HSV Handball: Der Verein verzichtet auf die Hilfe eines Mentaltrainers - zumindest im Bereich der Bundesliga-Mannschaft. "Wir sind gut aufgestellt", sagt HSV-Präsident Martin Schwalb. Erster Ansprechpartner für die Spieler sei immer Trainer Per Carlén. Anders sieht es im Bereich der HSV-Nachwuchsarbeit aus: Hier beschäftigt der Verein "von Zeit zu Zeit" eine Hamburger Mentaltrainerin, die sowohl mit den Mannschaften (ab der C-Jugend) als auch mit einzelnen Spielern arbeitet.

Hamburg Freezers: Der Klub aus der Deutschen Eishockey-Liga arbeitet nicht mit einem Psychologen zusammen. Die von Geschäftsführer Michael Pfad gewünschte Einstellung des Hamburger Mentaltrainers Heiko Hansen war im Sommer am Veto von Cheftrainer Benoît Laporte gescheitert, der den Bereich der mentalen und psychischen Präparation eigenständig abdecken möchte. Im Notfall, so die Vereinsführung, könne man allerdings auf Hansens Hilfe zurückgreifen. "Es gibt sicherlich Spieler, die in diesem Bereich professionelle Hilfe nötig hätten, gerade weil es im Eishockey wichtig ist, Stärke zu zeigen", sagt Pfad, "es ist aber auch klar, dass ich in dem Fall nicht gegen meinen Cheftrainer entscheide."

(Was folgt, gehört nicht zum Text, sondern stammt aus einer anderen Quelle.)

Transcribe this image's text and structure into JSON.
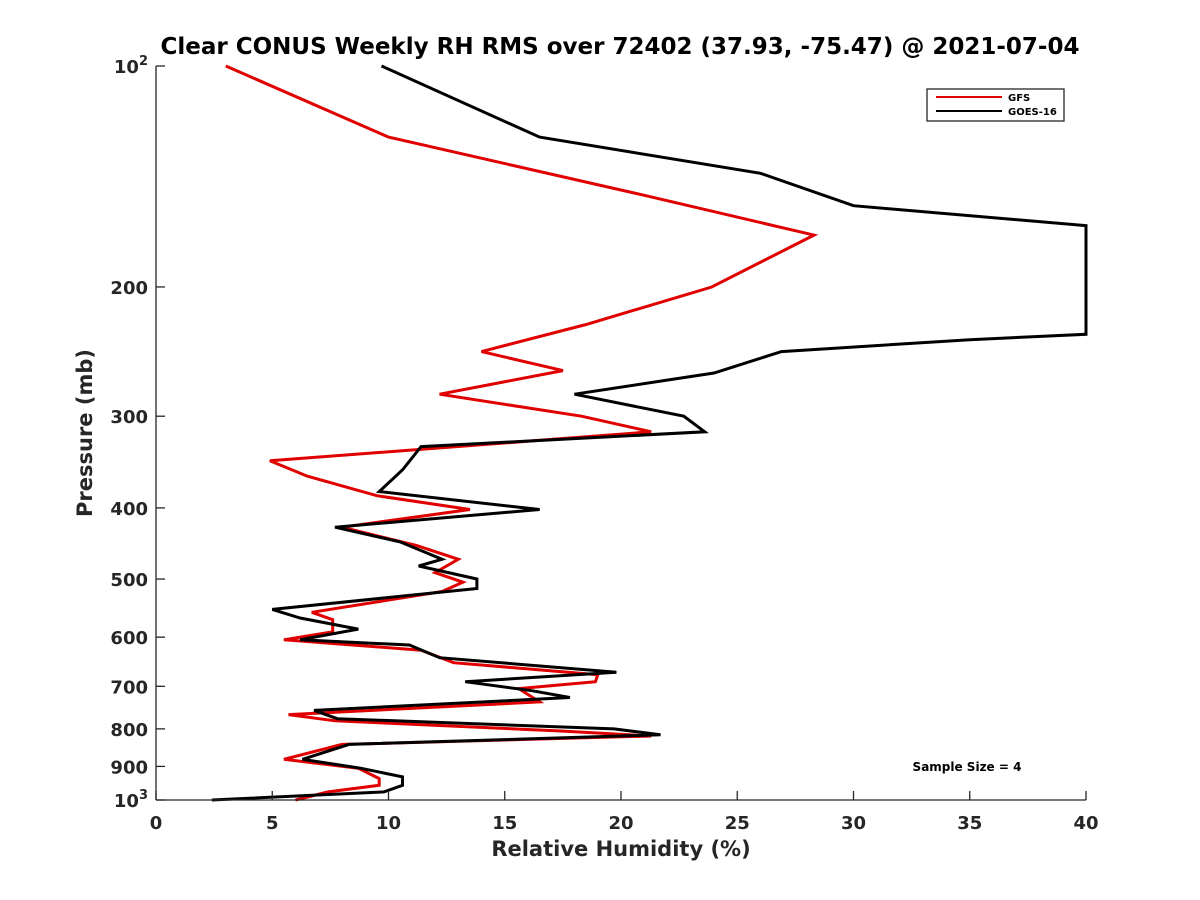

VT Aurubis: Auch bei den Volleyball-Bundesligadamen übernimmt der Cheftrainer das Mentalcoaching. Der Unterschied zu Freezers und Handballern ist, dass Jean-Pierre Staelens ein ausgewiesener Fachmann auf dem Gebiet ist, der seit Jahren eng mit einem niederländischen Experten zusammenarbeitet. Jede Spielerin wird vor dem Saisonstart umfangreichen psychologischen Tests unterzogen, deren Ergebnisse allen Teammitgliedern bekannt sind. Aus diesen Ergebnissen leitet Staelens ab, wie er das Team im Gesamten und Einzelne seiner Mitglieder ansprechen und führen muss. "Mentaltraining ist im Leistungssport, wo es auf Kleinigkeiten ankommt, ein ganz wichtiger Baustein", sagt der Niederländer.

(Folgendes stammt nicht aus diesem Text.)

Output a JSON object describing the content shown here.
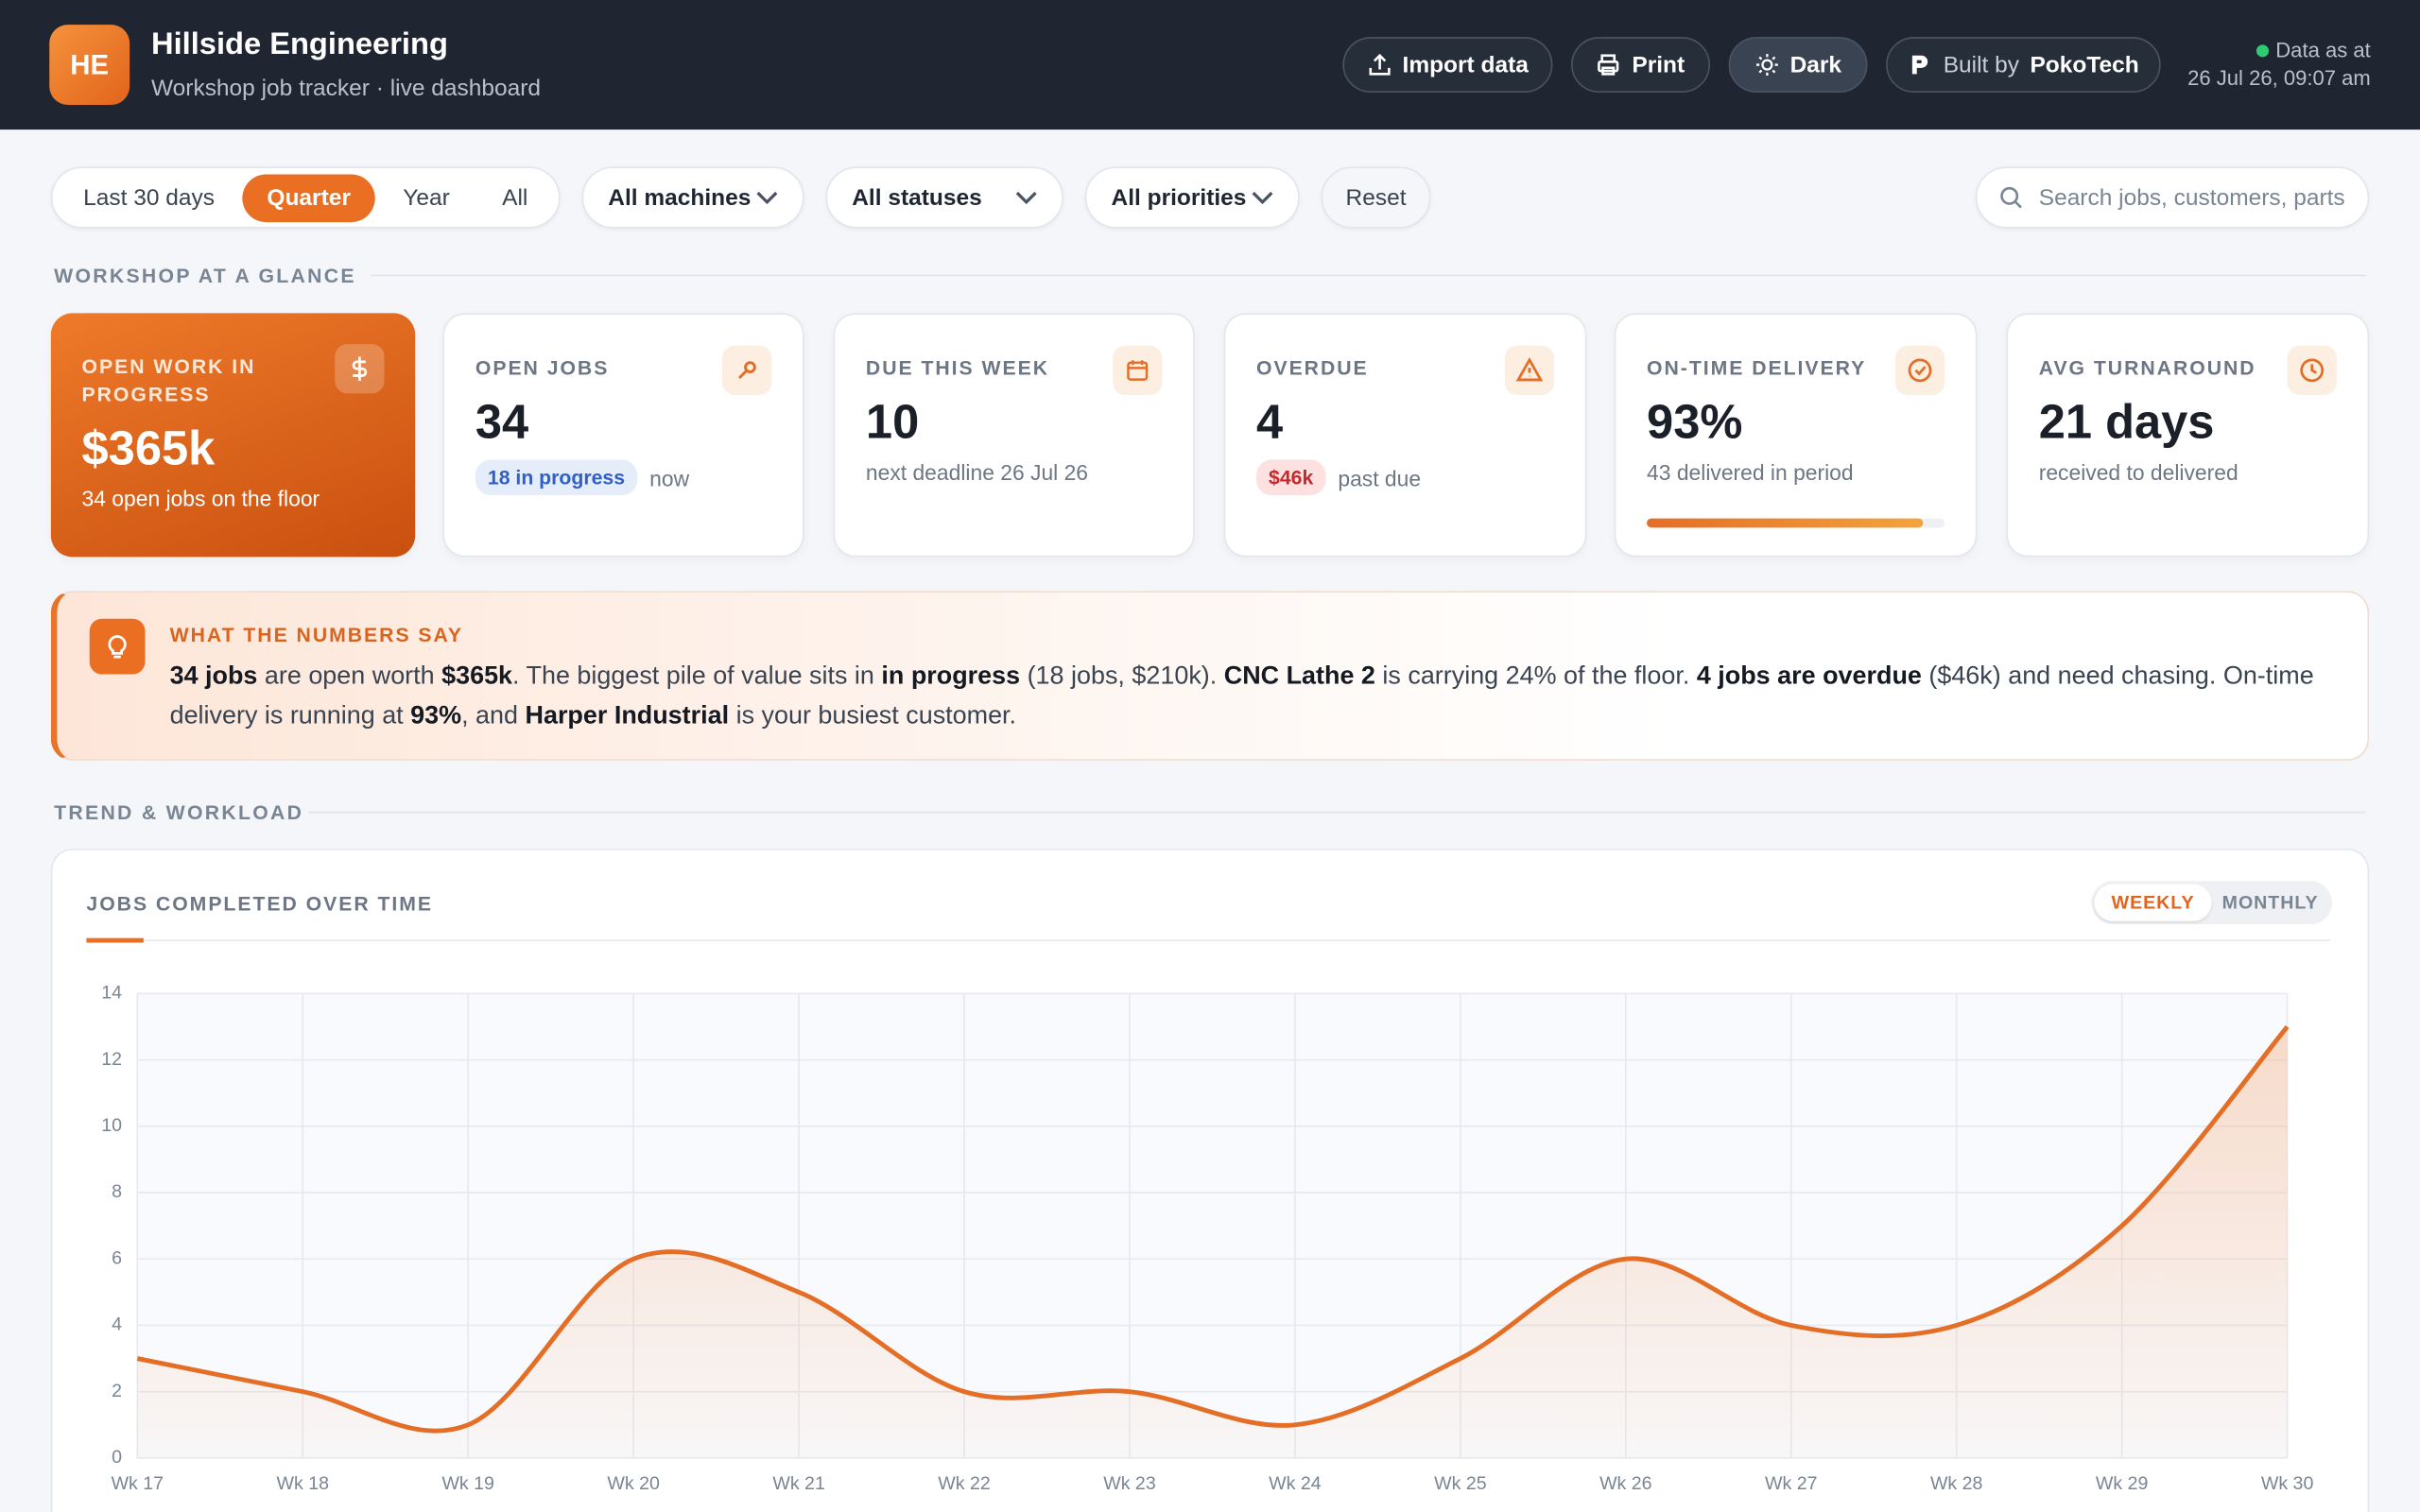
{
  "header": {
    "logo": "HE",
    "title": "Hillside Engineering",
    "subtitle": "Workshop job tracker · live dashboard",
    "buttons": [
      "Import data",
      "Print",
      "Dark"
    ],
    "built_by": "Built by",
    "brand": "PokoTech",
    "data_as_at": "Data as at",
    "timestamp": "26 Jul 26, 09:07 am"
  },
  "filters": {
    "periods": [
      "Last 30 days",
      "Quarter",
      "Year",
      "All"
    ],
    "active_period": 1,
    "dropdowns": [
      "All machines",
      "All statuses",
      "All priorities"
    ],
    "reset": "Reset",
    "search_placeholder": "Search jobs, customers, parts"
  },
  "sections": [
    "WORKSHOP AT A GLANCE",
    "TREND & WORKLOAD"
  ],
  "kpis": [
    {
      "label": "OPEN WORK IN PROGRESS",
      "value": "$365k",
      "note": "34 open jobs on the floor"
    },
    {
      "label": "OPEN JOBS",
      "value": "34",
      "badge": "18 in progress",
      "note": "now"
    },
    {
      "label": "DUE THIS WEEK",
      "value": "10",
      "note": "next deadline 26 Jul 26"
    },
    {
      "label": "OVERDUE",
      "value": "4",
      "badge": "$46k",
      "note": "past due"
    },
    {
      "label": "ON-TIME DELIVERY",
      "value": "93%",
      "note": "43 delivered in period",
      "progress": 93
    },
    {
      "label": "AVG TURNAROUND",
      "value": "21 days",
      "note": "received to delivered"
    }
  ],
  "insight": {
    "heading": "WHAT THE NUMBERS SAY",
    "segments": [
      {
        "text": "34 jobs",
        "bold": true
      },
      {
        "text": " are open worth ",
        "bold": false
      },
      {
        "text": "$365k",
        "bold": true
      },
      {
        "text": ". The biggest pile of value sits in ",
        "bold": false
      },
      {
        "text": "in progress",
        "bold": true
      },
      {
        "text": " (18 jobs, $210k). ",
        "bold": false
      },
      {
        "text": "CNC Lathe 2",
        "bold": true
      },
      {
        "text": " is carrying 24% of the floor. ",
        "bold": false
      },
      {
        "text": "4 jobs are overdue",
        "bold": true
      },
      {
        "text": " ($46k) and need chasing. On-time delivery is running at ",
        "bold": false
      },
      {
        "text": "93%",
        "bold": true
      },
      {
        "text": ", and ",
        "bold": false
      },
      {
        "text": "Harper Industrial",
        "bold": true
      },
      {
        "text": " is your busiest customer.",
        "bold": false
      }
    ]
  },
  "chart_views": [
    "WEEKLY",
    "MONTHLY"
  ],
  "chart_data": {
    "type": "line",
    "title": "JOBS COMPLETED OVER TIME",
    "color": "#e46e26",
    "grid": true,
    "categories": [
      "Wk 17",
      "Wk 18",
      "Wk 19",
      "Wk 20",
      "Wk 21",
      "Wk 22",
      "Wk 23",
      "Wk 24",
      "Wk 25",
      "Wk 26",
      "Wk 27",
      "Wk 28",
      "Wk 29",
      "Wk 30"
    ],
    "values": [
      3,
      2,
      1,
      6,
      5,
      2,
      2,
      1,
      3,
      6,
      4,
      4,
      7,
      13
    ],
    "ylim": [
      0,
      14
    ],
    "yticks": [
      0,
      2,
      4,
      6,
      8,
      10,
      12,
      14
    ]
  }
}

Hockey: Die Bundesligaklubs Uhlenhorster HC, Harvestehuder THC und Club an der Alster sind gut aufgestellt. Der UHC arbeitete im vergangenen Jahr regelmäßig mit einem freien Mentalcoach, in dieser Saison wird dieser aus Budgetgründen nur im Bedarfsfall hinzugezogen. Alsters Herrentrainer Jo Mahn lässt sich regelmäßig coachen, wie beim HTHC steht Alsters Spielern im Bedarfsfall ein Experte zur Verfügung. Die Einstellung festen Personals scheitert lediglich am Finanziellen, die Bedeutsamkeit des Themas ist den Klubs bewusst.